Mari kita dengarkan ia menceritakan perjalanannya yang penuh berkah kepada Rasulullah dari Mekkah ke Madinah, guna mengambil tempatnya kelak dalam kafilah kaum muslimin, "Aku menginginkan seseorang yang akan menjadi teman seperjalanan, dan aku menjumpai Utsman bin Thalhah. Aku menceritakan kepadanya apa maksudku, dan ia pun segera menyetujuinya. Kami berangkat bersama-sama ketika hari sudah hampir siang. Ketika kami sampai di suatu dataran tinggi, tiba-tiba kami bertemu dengan Amr bin Al-Ash (mantan utusan Quraisy yang ditugaskan ke Habasyah untuk melobi raja Najasyi, -peny. ). Ia mengucapkan salam dan kami membalasnya. Kemudian ia bertanya, ‘Ke manakah kalian hendak pergi?" Kami pun menceritakan tujuan kami kepadanya dan ia juga mengutarakan maksudnya untuk menjumpai Nabi, hendak masuk Islam.
Kami pun berangkat bersama-sama dan sampai di kota Madinah pada awal hari bulan Safar 8 H. Ketika aku telah dekat dengan Rasulullah, aku segera memberi salam kepada beliau. Nabi pun membalas salamku dengan muka yang cerah. Aku pun masuk Islam dan mengucapkan syahadat yang benar.
Rasulullah bersabda, 'Sungguh, aku telah mengetahui bahwa engkau mempunyai akal sehat, dan aku mengharap, akal sehat itu hanya akan menuntunmu ke jalan yang baik.'
Aku berbaiat kepada Rasulullah dan berkata kepada beliau, 'Mintakanlah ampunan untuk saya atas semua tindakan masa laluku yang menghalangi jalan Allah.'
Beliau menjawab, 'Sesungguhnya keislaman itu telah menghapuskan segala perbuatan yang lampau.'
Aku berkata, ‘Meski begitu, (mintakanlah ampunan untuk saya) wahai Rasulullah.' Beliau pun mengucapkan doa, ' Ya AIlah, aku memohon agar Engkau mengampuni Khalid bin Al Walid atas tindakannya menghalangi jalan-Mu pada masa lalu.’
Setelah itu, Amr bin Al Ash dan Utsman bin Thalhah bersama sama memeluk Islam dan berjanji setia kepada Rasulullah.”

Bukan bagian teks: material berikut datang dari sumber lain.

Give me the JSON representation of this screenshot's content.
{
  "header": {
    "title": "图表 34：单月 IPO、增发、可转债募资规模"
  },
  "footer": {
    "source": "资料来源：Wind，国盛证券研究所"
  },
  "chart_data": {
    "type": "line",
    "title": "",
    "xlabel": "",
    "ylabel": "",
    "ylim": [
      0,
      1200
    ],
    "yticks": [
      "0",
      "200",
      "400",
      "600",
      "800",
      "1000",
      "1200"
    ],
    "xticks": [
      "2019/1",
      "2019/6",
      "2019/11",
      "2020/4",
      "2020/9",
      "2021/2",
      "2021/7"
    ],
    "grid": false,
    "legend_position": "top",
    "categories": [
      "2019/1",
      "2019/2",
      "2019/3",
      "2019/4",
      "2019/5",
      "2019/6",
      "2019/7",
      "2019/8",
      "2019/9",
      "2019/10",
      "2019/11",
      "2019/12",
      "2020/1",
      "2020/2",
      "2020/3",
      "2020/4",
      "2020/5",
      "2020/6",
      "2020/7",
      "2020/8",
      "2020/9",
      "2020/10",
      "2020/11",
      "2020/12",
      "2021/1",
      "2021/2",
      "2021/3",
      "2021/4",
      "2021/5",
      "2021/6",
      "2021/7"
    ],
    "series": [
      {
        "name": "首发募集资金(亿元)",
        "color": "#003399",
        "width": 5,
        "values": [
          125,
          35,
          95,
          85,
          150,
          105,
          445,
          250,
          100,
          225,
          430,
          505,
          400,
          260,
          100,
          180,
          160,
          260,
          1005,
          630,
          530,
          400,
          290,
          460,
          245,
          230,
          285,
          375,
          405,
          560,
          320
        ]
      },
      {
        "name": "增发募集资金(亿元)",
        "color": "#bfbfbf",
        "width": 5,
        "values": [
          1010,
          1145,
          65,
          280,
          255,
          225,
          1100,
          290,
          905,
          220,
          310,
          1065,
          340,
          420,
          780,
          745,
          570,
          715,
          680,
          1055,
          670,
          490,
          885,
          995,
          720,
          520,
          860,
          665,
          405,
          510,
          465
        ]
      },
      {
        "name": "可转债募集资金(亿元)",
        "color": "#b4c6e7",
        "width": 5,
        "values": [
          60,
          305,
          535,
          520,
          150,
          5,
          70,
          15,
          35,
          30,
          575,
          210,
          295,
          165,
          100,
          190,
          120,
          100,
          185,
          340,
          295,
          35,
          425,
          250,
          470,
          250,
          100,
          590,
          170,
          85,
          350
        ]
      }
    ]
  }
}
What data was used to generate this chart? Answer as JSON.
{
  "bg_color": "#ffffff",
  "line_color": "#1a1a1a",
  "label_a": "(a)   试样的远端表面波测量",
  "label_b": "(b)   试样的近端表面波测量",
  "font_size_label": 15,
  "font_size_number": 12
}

Apakah Anda memerhatikan ucapannya kepada Rasul, “Mintakanlah ampunan untukku atas semua tindakan masa laluku yang menghalangi jalan Allah"? Orang yang memerhatikan ucapan tersebut dengan indera matanya maupun indera batinnya akan dapat memahami dengan jelas riwayat hidup orang yang sekarang menjadi pahlawan Islam dan Pedang Allah itu, yang belum diketahuinya.
Setelah kisah kehidupan Khalid sampai jenjang tersebut, ucapannya itulah yang akan menjadi dalil dan alasan kita untuk memahami dan menafsirkan pendirian itu. Adapun sekarang, Khalid yang telah masuk Islam karena kesadarannya itu, yang sebelumnya kita lihat sebagai prajurit berkuda pembela kaum Quraisy, kita saksikan sekarang sebagai seorang ahli siasat perang dari Dunia Arab, yang telah meninggalkan berhala pujaan nenek moyangnya dan kebanggaan kuno milik bangsanya. Kemudian sekarang tampil seiman, dan satu derap dengan perjuangan Rasul dan kaum muslimin sebagai seorang ahli di bawah naungan benderanya yang baru.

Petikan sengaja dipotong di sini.